Result used:

The exponential model is, \(\displaystyle{A}{\left({t}\right)}={A}_{{0}}{e}^{{{k}{t}}}\)

1. if \(k>0\), the population is increasing.

2. if \(k<0\), the population is decreasing

From the given four countries, it is observed that the countries D and E only have the negative k values.

Thus, Country D and Country E have the decreasing populations.

Use the formula \((1 +ak)\) to convert the continuous compound growth to annual compound growth.

Obtain the decrease percent growth of D.

\(\displaystyle{1}+{a}{k}={e}^{{-{0.005}}}\)

\(\displaystyle{a}{k}={0.99501}-{1}\)

\(\displaystyle{a}{k}=-{0.00498}\)

Multiply -0.00498 with 100

\(ak=-0.498\%\)

\(\displaystyle{a}{k}\approx-{0.5}\%\)

Obtain the decrease percent growth of E.

\(\displaystyle{1}+{a}{k}={e}^{{-{0.004}}}\)

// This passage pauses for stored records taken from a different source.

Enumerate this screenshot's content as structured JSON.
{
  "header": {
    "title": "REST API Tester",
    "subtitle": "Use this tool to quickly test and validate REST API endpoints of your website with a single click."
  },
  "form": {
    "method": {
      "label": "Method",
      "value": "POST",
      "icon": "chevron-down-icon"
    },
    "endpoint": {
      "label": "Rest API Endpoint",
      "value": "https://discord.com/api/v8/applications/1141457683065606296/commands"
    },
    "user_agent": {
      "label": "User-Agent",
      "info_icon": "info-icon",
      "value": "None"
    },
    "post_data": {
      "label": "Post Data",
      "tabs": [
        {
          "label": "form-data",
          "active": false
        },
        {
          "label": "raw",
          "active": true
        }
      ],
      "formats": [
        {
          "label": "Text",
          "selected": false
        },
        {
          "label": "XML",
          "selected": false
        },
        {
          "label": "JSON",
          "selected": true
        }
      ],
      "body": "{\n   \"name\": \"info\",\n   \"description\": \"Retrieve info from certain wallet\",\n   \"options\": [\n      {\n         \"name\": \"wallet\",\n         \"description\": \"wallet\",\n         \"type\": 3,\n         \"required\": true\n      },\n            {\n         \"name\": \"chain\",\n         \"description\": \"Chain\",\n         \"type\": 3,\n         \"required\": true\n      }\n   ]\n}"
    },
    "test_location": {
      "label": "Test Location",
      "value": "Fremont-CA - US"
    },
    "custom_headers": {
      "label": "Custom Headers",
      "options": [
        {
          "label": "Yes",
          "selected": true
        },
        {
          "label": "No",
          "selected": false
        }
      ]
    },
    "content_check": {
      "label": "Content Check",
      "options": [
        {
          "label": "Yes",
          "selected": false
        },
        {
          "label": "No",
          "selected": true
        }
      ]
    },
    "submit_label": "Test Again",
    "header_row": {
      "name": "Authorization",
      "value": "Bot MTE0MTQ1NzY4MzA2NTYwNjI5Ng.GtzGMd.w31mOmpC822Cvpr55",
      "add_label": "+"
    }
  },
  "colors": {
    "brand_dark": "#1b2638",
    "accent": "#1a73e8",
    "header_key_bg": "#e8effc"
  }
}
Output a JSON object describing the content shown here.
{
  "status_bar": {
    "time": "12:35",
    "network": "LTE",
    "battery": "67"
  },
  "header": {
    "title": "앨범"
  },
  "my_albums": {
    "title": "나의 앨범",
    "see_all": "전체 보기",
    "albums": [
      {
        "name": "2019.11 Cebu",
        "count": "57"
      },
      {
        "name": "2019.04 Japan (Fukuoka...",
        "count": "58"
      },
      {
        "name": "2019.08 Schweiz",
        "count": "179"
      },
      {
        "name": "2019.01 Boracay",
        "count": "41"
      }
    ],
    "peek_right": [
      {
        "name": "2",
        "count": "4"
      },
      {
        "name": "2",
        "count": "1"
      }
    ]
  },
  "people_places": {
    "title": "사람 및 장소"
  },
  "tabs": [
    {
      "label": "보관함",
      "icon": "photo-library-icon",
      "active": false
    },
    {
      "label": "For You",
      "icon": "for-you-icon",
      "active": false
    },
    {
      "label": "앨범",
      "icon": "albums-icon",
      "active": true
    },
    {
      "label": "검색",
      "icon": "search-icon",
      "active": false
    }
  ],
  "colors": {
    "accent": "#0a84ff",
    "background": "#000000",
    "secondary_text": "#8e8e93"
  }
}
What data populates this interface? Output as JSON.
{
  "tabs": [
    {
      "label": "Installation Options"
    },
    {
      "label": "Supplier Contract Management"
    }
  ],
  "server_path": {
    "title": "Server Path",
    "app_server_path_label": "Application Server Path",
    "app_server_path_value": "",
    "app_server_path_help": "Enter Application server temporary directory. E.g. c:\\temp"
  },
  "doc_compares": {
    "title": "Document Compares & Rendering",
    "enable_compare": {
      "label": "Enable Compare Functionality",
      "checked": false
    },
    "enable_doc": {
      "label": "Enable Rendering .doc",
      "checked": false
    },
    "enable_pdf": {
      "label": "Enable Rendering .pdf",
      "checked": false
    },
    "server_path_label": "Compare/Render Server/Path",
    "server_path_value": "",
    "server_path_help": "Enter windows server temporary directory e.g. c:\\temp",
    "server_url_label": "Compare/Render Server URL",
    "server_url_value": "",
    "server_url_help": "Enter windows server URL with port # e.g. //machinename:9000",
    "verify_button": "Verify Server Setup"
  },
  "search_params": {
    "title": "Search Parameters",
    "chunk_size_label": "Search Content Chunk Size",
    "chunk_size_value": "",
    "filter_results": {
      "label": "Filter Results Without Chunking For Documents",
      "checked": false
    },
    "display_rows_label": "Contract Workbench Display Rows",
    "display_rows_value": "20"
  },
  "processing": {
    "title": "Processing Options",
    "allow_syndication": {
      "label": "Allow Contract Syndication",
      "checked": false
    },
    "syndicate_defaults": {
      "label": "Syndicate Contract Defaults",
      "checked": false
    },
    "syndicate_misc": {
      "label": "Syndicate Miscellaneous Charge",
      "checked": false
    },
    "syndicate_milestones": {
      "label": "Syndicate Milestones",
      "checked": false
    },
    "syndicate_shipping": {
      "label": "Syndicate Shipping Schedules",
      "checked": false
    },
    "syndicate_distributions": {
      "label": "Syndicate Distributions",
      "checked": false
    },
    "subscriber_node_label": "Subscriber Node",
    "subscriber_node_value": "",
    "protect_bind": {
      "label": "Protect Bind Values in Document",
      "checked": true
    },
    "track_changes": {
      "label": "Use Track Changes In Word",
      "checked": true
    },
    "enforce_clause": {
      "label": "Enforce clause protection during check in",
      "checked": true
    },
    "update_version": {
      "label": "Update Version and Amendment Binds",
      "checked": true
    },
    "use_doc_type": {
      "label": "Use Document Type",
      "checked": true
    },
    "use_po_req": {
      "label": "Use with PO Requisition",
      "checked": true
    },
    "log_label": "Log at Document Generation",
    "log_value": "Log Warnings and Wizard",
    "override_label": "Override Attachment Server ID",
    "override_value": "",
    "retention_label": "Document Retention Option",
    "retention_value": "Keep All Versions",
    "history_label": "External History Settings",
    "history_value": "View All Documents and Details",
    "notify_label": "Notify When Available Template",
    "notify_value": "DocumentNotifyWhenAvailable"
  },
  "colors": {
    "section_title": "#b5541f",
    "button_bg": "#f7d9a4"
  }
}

\(\displaystyle{a}{k}={0.99600}-{1}\)

\(\displaystyle{a}{k}=-{0.00399}\)

Multiply -0.00399 with 100.

\(\displaystyle{a}{k}=-{0.399}\%\)

\(\displaystyle{a}{k}\approx-{0.4}\%\)

Thus, the population of Country D is decreasing by 0.5% and the popualtion of country E is decreasing by 0.4% each year.